AI also is a term that raises red flags for many people, again largely due to movie and TV depictions of talking, self-aware robots. In reality, at current and near-term computer capabilities, AI is closer to a computer being able to distinguish a dog from a cow or properly mix the ingredients for jambalaya than to think -- in human terms -- and take action beyond its programming or without human direction.
This is not to say there are not valid concerns that must be addressed before a true UCAV achieves the level of integration and acceptance now given UAVs, including hunter/killers at the Reaper level.
"From the perspective of a general acceptance, a lot of people don't know or understand the concept of a human-in-the-loop," Voss says, but adds there are divides even among those who do. "The technology has progressed to the point where it is very much like playing a video game -- and that can create a pretty big disconnect. You have situational awareness, but it is not as great as actually being in the cockpit or holding a weapon and getting ready to fire.
"The goal with a weaponized Predator is to have the same situational awareness as a piloted aircraft, but the Army doesn't use combat pilots who have been trained to do that and have flown manned fighter aircraft. From what I've heard discussed, that is one of the things that can hold it back. Money will always be the biggest factor, but that remains a key element, perhaps bigger than DOD might want to admit."
Some argue there is no immediate need to push forward with UCAVs because no other country on Earth -- possible enemy or ally -- can match what the U.S. already has fielded or will be able to field in the next few years. But in a world of rapid technological advances -- and a growing disparity between the number of U.S. citizens and foreign nationals holding science and engineering degrees -- that also is a topic for hot debate.
"There may be some arrogance that says let others develop this capability because they still won't ever be able to compete with us. And, of course, we are always developing products the general public doesn't know about," Voss says. "So, realistically, there really hasn't been that big of a push for these platforms based on a concern that we won't be competitive if we don't do it. That could change, of course, but from the standpoint of what everyone knows about, it will be more about whether the U.S. wants to fund it or needs to fund it -- maybe because there already are black programs in development or in place.

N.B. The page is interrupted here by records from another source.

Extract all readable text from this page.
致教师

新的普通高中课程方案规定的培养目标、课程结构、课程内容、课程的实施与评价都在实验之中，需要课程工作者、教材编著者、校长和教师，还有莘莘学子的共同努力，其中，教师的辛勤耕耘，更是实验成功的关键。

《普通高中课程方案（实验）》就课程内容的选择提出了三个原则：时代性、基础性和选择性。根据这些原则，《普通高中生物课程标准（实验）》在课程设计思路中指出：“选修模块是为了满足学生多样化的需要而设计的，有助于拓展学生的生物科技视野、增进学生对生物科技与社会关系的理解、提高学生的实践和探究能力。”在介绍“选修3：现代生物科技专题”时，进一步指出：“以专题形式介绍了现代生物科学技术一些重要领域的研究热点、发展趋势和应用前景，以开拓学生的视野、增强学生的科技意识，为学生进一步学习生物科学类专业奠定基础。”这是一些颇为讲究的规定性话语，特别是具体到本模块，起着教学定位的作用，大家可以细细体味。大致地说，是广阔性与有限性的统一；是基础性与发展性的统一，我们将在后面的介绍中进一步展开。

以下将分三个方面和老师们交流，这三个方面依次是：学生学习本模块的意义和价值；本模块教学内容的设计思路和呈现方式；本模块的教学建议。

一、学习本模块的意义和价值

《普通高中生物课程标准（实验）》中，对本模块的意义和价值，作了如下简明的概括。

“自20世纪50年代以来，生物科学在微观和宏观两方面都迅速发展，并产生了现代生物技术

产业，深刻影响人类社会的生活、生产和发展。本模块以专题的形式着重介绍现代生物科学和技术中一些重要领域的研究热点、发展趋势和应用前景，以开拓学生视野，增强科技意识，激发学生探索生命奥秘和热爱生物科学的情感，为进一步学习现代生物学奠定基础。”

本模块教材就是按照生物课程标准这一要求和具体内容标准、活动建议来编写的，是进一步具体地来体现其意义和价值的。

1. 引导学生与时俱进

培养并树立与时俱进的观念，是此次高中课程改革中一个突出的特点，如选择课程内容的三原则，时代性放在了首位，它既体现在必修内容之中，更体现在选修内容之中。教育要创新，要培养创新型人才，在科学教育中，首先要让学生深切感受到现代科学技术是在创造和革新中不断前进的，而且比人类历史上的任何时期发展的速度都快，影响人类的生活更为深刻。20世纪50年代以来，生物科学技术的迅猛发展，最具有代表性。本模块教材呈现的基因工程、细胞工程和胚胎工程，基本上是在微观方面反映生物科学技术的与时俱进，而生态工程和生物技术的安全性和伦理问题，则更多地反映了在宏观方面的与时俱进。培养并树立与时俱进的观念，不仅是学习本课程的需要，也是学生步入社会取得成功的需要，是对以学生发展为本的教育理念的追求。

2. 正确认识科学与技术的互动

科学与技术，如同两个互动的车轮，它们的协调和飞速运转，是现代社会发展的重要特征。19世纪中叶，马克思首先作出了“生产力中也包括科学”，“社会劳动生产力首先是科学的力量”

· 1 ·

"From what I've seen in terms of money invested, nothing even comes close, not even in Europe, to what the U.S. is investing on the R&D side -- which even here is not crazy amounts of money -- or on the procurement side, where nobody rivals us. Maybe that is arrogance or even stupidity on our part that we are not more concerned, but everyone seems far more enamored of the capabilities coming out of the U.S. than what anyone else is doing. And until someone actually proves something, what they have tends to be knock-offs of what we already have.
"Will people look at it differently in 10 years, when perhaps we have more UAVs in the battle theater than manned aircraft? That's hard to predict. If you look at the technology we have now and the issues that exist, along with the cultural concerns, making a prediction that it might be fielded within 10 years is a long shot. The majority of people, I would say, remain hesitant and skeptical."